James Novak, MD, a San Diego family physician who for years administered questionable insulin infusion therapy to people with diabetes, is now forbidden from solo practice, writing immunization waivers and giving patients those infusions.
That is the decision of the California Medical Board, as of February 24, which found that Novak had long engaged in practices that gave rise to five causes of discipline: gross negligence, repeated negligent acts, incompetence, lack of proper and accurate medical record keeping and lack of professionalism. conduct.
The board placed Novak on seven years probation, pending successful completion of clinical competency tests of his physical and mental health, and successful completion of numerous other clinical knowledge and performance tests.
The board’s decision was based in part on Novak’s failure to take his diabetes patients’ medical histories or consult their doctors before administering the infusions. The licensing agency said it did not perform routine examinations for diabetes-related eye or foot problems or other diabetes-related complications, nor did it refer patients for appropriate laboratory tests. He also did not supervise his family nurse or review his progress notes on infusion patients.
The board began investigating Novak after a series of stories in MedPageToday/inewsource in 2018 about the infusion protocol, which CMS determined in 2009 lacked evidence of benefit and refused to pay. Novak appeared on the series after she administered the infusions to a woman who claimed that the treatment endangered her health and left her in a near-comatose state.
Using a strategy developed by a now-disabled Sacramento attorney, G. Ford Gilbert, Trina Health’s insulin infusion clinics used a coding solution to file claims for the procedure, which paid between $400 and $800 per session each week. , until various insurance companies and Medicare found out on it and stopped paying. Novak told a reporter from Med Page today in 2017 he purchased Gilbert’s pumps and protocols and was infusing about 25 patients per week.
gilbert what sentenced to prison after he was found guilty of attempting to bribe an Alabama state official into passing legislation that would require a health insurance company to pay for Trina’s procedure after the company had stopped honoring the claims.

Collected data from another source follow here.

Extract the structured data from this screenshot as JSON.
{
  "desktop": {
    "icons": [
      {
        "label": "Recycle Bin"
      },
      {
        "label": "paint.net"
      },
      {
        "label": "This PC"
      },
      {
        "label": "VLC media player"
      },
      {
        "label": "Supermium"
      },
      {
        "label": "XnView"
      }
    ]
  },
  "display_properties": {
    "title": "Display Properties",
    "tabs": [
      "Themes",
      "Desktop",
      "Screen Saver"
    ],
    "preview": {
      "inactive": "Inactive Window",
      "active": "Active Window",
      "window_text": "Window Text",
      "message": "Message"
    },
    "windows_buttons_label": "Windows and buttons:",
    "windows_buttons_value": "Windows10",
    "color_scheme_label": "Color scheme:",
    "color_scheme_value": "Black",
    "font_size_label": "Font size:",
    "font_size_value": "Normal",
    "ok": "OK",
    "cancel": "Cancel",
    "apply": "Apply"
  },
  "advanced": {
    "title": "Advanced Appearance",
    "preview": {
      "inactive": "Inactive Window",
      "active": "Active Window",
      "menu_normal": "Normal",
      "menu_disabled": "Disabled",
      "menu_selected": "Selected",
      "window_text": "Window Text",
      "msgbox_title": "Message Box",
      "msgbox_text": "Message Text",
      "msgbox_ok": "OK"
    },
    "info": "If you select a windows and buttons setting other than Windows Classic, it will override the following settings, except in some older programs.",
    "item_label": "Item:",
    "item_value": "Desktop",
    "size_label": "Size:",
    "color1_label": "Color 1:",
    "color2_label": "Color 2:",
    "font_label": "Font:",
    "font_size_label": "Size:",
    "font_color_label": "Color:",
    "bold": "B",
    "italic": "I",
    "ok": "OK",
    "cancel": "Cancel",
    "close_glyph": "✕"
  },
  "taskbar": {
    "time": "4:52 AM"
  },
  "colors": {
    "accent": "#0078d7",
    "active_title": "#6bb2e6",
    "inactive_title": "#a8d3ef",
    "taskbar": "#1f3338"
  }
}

One aspect of Trina’s story focused on how the launch of a Trina clinic impacted the small rural town of Dillon, Montana, and was featured in a segment on PBS News Hour. Doctors in that city lamented that many diabetes patients ignored medical advice in favor of Trina’s infusions. Doctors believed that these infusions were harmful and “heartbreaking.”
Novak’s involvement in the questionable infusion protocol at his San Diego Trina clinic and his handling of those patients was just one of the problems the agency found in his practice. The medical board has launched four indictments against her as of 2021.
His other deviations from the standard of care included his repeated concomitant prescription of potentially dangerous drugs, including Suboxone, Soma, Ambien and Adderall, combinations that “posed serious risks” to the patient’s health. The board also accused him of failing to document the amounts of those drugs and failing to keep drug lists in his patient’s progress notes.
In his treatment of another patient, Novak prescribed drug combinations that could pose serious risks: naltrexone and oxycodone; naltrexone and Suboxone; opioids and benzodiazepines; and hydroxyzine, selegiline, baclofen, and methocarbamol. State documents say Novak failed to adequately test and control for the patient’s “polypharmacy.”
He was also found to have written immunization exemptions for a 4-year-old child without obtaining copies of his medical records from outside providers or copies of laboratory tests, relying only on information from the child’s parents who wanted the exemption, and having seen the child clinically only once.
In its decision, the state licensing agency ordered Novak to undergo up to 40 hours a year of educational courses to correct knowledge deficiencies during each of his seven years of probation. She must also enroll in courses related to prescribing practices, medical record keeping, and ethics, and must complete those courses to the satisfaction of the board.
Novak’s practice, which must now be in partnership with another physician, must also be subject to observation by a licensed, board-approved medical monitor. Alternatively, she can undergo a “career enhancement program” that involves a quarterly record review and a semester practicum and other performance evaluations.
In its ban on Novak’s ability to continue his practice alone, the board said Novak may not treat patients in an office with other doctors if he simply shares space but has no affiliation with those doctors for the purpose of providing care.
He must reimburse the board for $35,173 in investigative costs and also pay the costs of following up on his probation.